Trump'ın söylemleri nedeniyle yükselen ABD getirilerinin gelişmekte  olan ülkeler için risk olduğunu anlatan Yılmaz, "ABD'deki kötüleşen bütçe dengesi  faiz oranlarını daha yüksek seviyeye çekebilir. Bu durum gelişmekte olan  ülkelerin daha yüksek faizle borçlanmasına yol açar. Ayrıca, ülkedeki mali  canlanma enflasyonun yükselmesine, bu da Fed'in faiz oranlarını beklenenden daha  hızlı artırmasına neden olabilir. Bu durumda yatırımcılar, gelişmekte olan ülke  varlıkları için daha yüksek bir primi talep edebilir." diye konuştu.

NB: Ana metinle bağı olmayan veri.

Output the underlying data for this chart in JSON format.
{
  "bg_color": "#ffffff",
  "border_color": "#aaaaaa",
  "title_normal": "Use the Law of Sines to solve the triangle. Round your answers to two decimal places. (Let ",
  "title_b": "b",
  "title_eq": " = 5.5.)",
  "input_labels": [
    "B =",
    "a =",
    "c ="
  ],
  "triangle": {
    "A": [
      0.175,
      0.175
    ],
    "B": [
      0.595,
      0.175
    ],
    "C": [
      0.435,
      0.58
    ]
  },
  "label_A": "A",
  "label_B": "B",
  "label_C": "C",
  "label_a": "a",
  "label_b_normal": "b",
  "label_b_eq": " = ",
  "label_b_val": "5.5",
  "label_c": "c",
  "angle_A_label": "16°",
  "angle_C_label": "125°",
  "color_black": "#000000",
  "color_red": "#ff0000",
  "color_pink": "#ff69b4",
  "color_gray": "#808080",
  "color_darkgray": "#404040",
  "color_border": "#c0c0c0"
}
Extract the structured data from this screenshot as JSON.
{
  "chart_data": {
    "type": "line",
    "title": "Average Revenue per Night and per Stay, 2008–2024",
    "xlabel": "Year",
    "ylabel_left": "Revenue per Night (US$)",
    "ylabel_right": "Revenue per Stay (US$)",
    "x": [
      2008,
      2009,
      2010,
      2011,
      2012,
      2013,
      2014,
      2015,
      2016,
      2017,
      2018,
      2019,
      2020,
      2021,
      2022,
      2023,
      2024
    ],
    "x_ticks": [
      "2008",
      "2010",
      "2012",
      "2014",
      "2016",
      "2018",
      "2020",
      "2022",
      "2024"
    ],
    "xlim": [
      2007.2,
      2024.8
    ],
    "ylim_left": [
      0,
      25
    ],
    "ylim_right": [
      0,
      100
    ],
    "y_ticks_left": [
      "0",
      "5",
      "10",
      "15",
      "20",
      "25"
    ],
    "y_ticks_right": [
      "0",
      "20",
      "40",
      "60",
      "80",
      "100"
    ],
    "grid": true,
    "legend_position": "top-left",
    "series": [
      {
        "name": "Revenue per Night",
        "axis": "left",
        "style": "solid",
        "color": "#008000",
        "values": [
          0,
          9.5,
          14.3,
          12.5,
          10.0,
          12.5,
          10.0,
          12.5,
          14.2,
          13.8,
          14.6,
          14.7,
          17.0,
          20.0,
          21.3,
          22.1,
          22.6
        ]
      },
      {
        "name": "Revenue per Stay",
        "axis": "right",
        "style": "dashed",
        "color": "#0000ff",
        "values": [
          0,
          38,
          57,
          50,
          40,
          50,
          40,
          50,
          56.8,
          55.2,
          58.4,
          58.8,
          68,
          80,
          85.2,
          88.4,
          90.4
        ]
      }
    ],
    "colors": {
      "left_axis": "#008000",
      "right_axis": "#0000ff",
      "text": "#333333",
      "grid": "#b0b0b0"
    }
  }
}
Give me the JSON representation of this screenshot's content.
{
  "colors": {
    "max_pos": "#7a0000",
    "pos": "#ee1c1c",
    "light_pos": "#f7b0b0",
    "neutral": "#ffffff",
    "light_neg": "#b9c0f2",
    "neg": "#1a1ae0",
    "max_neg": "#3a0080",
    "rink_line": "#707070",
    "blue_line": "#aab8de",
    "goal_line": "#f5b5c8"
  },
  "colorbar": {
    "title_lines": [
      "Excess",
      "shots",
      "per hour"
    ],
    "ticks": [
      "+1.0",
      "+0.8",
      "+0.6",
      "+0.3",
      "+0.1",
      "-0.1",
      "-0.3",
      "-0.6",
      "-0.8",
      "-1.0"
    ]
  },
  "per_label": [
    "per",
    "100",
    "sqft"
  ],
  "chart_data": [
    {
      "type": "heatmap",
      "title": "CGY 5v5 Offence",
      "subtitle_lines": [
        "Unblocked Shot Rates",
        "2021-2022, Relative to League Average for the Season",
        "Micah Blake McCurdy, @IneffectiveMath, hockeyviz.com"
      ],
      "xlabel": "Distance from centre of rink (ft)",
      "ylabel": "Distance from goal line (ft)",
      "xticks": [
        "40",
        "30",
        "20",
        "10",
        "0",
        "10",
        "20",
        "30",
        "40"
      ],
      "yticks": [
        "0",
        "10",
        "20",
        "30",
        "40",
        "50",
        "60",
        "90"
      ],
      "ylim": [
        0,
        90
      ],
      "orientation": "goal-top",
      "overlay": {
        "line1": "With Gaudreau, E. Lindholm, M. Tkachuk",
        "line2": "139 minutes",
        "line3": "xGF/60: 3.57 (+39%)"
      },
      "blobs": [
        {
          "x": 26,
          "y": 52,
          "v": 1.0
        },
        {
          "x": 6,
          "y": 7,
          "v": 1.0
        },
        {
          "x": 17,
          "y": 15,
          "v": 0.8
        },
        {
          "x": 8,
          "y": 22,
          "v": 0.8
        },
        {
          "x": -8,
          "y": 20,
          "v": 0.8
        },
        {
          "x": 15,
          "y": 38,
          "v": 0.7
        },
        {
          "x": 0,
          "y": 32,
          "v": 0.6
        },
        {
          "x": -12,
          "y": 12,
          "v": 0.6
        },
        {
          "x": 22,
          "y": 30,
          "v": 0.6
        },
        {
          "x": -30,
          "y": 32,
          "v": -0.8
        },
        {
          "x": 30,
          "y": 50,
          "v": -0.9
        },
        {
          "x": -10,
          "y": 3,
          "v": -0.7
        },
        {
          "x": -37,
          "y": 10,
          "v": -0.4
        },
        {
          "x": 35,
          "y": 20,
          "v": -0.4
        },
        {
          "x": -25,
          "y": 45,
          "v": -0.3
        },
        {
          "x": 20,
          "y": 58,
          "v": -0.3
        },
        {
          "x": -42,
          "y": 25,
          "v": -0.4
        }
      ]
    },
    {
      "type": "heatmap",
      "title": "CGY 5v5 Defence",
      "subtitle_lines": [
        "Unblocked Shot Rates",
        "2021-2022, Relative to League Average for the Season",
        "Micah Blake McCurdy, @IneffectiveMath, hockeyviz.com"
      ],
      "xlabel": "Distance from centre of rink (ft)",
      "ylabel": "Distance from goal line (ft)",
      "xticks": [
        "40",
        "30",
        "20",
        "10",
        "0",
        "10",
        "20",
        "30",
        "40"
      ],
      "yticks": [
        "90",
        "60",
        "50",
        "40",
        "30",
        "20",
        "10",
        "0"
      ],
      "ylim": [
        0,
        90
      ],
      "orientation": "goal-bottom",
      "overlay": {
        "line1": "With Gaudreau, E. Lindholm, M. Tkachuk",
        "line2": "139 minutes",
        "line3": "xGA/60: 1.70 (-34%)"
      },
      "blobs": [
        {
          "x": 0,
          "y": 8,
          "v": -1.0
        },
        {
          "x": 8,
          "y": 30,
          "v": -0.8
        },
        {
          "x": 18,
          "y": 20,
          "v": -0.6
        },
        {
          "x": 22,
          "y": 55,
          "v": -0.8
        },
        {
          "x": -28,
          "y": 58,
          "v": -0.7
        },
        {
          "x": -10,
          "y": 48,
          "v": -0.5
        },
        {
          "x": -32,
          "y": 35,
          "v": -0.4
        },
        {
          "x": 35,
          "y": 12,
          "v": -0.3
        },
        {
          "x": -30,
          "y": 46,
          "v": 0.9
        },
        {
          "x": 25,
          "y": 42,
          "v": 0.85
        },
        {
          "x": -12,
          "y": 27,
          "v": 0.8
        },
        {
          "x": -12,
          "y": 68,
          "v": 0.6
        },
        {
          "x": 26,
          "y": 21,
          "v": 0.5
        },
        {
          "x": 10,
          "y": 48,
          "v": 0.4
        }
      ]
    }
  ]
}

Yılmaz, Trump'ın politikalarının en fazla Çin ve Meksika'ya zarar  vereceğini ifade ederek, "Avrupa değer zinciri içinde kaldığı için söz konusu  korumacı ticaret politikalarının Türkiye'ye etkisi sınırlı olacaktır. Trump'un  ticaret politikaları üzerinde köklü bir değişim yapmasını beklemiyoruz."  değerlendirmesinde bulundu.

'PETROL FİYATLARINDAKİ ANİ YÜKSELİŞ TÜRKİYE İÇİN ŞOK OLUŞTURABİLİR'

Petrol fiyatlarında ani yükselişin Türkiye ekonomisi için olumsuz bir  "şok" oluşturabileceğini vurgulayan Yılmaz, "Çünkü enerji fiyatları tüketici  sepetinde önemli bir paya sahiptir ve yüksek fiyatlar enflasyonu daha yukarı  çekebilir. Ayrıca enerji faturası nedeniyle ülkenin ticaret açığı da artırabilir.  Varil başına 50 dolar civarında seyreden fiyatların Türk ekonomisindeki makro  göstergeleri kötüleştirmemesi gerektiğini düşünüyoruz. Bununla birlikte, fiyatlar  60 doların üzerine seyrederse, daha yüksek enflasyon oranları ve daha geniş  ticaret açığı ile karşı karşıya kalabiliriz." değerlendirmesinde bulundu.